Transformative urban heritage. Strategies for a sustainable European housing stock (SustHerit)
Sandra Guinand  1@  
1 : ISR Austrian Academy of Sciences

Although subjected to considerable demolition in the 20th century, historic housing predating 1919 forms a substantial minority within the modern housing stock across Europe. It continues to represent an important element of the range of affordable housing types. This historic housing is often found as a compact, densely built-up area, enclosing the city centre. It is characterised by social contrasts: with segments in the ‘western quarters' close to the city centre built for the bourgeoisie and smaller tenement and multi-storey buildings built for and are occupied by the working class.
This historic housing stock was constructed when energy efficiency was focused on providing heat from coal fires and using natural light and ventilation. It presents significant challenges for urban climate action plans (Hao 2020). In some cities, decision makers are considering demolition, arguing that this is less expensive and more carbon-neutral than retrofitting (Jones et al. 2013; Sugár et al. 2020). In other cities, planners and developers acknowledge the cultural-heritage value of this housing stock (Berg, 2017). They thus seek alternative approaches to undertake ‘climate gentrification', upgrading property values to compensate retrofitting costs. Such adaptation examples have demonstrated the technical feasibility of approaching carbon neutrality. Yet retrofitting remains costly and often inhibited by local planning, regulation and policy (Sugár et al. 2020; Ide et al. 2022). These solutions, however, risk changing the social and economic structure of the city dramatically. Historic housing, which has often accommodated incoming populations in many cities, is at risk of being lost.
Research on achieving, affording and enabling larger-scale adaptation for the significant, but less culturally valued historic housing stock is absent from the current debate and literature.
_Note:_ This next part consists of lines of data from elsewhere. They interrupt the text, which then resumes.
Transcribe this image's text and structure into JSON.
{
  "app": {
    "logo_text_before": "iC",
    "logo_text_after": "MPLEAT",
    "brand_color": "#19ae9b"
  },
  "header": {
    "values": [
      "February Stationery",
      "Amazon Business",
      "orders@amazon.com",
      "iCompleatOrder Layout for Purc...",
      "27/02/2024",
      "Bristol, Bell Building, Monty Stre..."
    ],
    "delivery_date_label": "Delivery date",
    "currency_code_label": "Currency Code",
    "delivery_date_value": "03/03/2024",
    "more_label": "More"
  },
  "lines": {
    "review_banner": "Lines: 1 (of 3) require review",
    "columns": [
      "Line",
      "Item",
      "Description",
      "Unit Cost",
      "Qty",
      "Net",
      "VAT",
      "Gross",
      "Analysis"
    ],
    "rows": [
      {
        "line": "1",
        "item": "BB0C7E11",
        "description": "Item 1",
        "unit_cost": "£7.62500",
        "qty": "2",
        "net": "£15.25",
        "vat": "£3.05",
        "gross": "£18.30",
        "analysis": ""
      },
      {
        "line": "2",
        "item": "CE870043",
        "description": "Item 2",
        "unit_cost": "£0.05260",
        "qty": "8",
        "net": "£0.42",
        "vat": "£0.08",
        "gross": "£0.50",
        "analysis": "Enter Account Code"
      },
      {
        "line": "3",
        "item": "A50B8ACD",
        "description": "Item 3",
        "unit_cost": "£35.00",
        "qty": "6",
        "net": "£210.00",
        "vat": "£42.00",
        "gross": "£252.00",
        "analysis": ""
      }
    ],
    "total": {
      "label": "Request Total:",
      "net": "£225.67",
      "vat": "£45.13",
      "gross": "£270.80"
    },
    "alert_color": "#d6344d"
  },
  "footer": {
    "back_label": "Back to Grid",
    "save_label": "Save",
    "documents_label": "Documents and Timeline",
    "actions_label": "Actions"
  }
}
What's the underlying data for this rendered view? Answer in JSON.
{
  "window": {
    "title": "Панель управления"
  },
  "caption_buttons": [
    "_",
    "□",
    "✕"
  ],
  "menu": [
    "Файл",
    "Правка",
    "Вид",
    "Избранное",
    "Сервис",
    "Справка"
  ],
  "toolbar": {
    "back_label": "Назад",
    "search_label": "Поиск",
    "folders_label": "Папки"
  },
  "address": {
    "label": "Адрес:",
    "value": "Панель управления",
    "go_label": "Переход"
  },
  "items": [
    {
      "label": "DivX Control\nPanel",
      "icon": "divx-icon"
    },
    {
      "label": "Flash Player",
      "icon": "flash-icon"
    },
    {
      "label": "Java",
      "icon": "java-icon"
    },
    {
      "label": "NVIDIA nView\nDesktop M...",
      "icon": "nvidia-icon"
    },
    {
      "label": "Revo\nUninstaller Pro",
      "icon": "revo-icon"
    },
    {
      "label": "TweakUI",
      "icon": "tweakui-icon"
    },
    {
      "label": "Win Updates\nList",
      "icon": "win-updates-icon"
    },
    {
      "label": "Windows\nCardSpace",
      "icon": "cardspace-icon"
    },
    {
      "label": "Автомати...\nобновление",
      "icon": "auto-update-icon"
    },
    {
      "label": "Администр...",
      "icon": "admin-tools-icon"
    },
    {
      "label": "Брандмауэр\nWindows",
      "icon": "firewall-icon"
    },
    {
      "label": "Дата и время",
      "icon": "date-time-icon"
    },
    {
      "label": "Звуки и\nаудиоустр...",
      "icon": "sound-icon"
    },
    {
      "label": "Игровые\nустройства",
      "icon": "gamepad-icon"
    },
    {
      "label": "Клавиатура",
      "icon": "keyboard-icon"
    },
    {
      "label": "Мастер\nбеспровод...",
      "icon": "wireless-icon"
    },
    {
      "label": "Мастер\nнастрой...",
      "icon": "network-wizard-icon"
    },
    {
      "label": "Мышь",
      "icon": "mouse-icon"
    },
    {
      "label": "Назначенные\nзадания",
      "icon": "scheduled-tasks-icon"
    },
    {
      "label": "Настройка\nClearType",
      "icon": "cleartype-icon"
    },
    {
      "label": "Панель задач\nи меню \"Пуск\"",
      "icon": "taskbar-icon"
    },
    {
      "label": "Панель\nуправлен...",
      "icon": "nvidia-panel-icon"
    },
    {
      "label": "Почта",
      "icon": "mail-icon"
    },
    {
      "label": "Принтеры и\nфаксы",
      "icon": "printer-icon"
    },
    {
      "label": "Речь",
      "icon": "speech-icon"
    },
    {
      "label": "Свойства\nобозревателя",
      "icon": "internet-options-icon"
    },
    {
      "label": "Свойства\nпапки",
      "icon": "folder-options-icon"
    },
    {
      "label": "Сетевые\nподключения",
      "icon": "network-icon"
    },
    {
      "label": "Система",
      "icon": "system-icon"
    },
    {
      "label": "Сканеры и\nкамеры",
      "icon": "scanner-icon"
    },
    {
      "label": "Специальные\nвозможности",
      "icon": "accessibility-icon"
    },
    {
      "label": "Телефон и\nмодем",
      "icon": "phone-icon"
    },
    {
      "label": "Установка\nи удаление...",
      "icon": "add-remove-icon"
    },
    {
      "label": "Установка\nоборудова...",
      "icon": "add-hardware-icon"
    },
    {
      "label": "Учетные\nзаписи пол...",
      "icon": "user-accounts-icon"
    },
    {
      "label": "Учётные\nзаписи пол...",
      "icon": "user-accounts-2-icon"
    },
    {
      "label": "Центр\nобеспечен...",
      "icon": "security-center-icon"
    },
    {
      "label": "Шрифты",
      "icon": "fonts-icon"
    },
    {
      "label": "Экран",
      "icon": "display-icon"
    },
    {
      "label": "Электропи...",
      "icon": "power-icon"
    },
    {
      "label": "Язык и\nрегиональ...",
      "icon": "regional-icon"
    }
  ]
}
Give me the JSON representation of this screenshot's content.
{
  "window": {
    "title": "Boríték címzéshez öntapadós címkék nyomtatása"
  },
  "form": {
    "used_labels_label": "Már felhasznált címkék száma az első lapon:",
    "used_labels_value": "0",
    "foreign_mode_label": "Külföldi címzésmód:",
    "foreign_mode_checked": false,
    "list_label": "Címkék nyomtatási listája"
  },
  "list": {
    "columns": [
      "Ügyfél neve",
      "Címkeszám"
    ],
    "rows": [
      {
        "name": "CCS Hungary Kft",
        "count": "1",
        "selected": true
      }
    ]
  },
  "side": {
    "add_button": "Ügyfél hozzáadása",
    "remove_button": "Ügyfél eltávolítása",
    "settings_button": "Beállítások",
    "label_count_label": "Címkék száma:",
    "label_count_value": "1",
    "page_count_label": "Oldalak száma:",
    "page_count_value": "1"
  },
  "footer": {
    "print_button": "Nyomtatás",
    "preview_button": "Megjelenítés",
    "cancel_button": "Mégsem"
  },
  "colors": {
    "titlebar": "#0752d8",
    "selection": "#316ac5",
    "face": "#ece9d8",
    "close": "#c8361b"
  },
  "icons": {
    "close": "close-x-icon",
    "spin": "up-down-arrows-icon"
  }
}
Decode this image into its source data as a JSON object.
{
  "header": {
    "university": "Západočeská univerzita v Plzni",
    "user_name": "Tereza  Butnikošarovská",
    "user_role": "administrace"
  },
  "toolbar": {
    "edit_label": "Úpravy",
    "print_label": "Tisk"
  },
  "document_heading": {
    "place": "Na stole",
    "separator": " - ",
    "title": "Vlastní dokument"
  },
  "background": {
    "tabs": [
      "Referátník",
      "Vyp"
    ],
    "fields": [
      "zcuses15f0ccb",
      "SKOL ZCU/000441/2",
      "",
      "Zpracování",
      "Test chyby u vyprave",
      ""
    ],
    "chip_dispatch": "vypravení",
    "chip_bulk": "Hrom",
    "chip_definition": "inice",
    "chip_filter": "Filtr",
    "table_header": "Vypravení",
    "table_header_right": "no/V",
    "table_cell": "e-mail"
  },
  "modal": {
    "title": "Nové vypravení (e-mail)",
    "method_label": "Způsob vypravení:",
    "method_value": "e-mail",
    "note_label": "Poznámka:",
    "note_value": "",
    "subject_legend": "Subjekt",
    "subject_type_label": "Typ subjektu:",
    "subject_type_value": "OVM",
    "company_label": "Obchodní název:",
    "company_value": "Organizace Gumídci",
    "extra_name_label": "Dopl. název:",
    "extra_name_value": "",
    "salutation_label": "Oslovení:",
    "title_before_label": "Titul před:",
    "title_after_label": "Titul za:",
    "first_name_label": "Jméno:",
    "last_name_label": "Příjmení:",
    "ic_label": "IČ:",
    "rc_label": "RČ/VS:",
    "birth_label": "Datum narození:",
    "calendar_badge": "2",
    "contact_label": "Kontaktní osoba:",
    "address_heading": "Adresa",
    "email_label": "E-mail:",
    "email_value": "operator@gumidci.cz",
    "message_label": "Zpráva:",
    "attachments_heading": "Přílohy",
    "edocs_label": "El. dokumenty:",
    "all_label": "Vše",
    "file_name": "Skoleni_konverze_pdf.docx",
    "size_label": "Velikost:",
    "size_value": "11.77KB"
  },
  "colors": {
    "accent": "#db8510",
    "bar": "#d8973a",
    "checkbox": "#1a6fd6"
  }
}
In the scope of this session, we will present the SustHerit project which stems out of the joint program call by Belmont Forum and JPI Climate “Climate & Cultural Heritage (CCH) 2023” and aims through an investigation of Prague, Vienna, Budapest and Marseille, to understand how adaptation of the historic housing stock, holding specific local technical-urbanistic and social qualities, may act as a resource for climate adaptation and mitigation for sustainable solutions.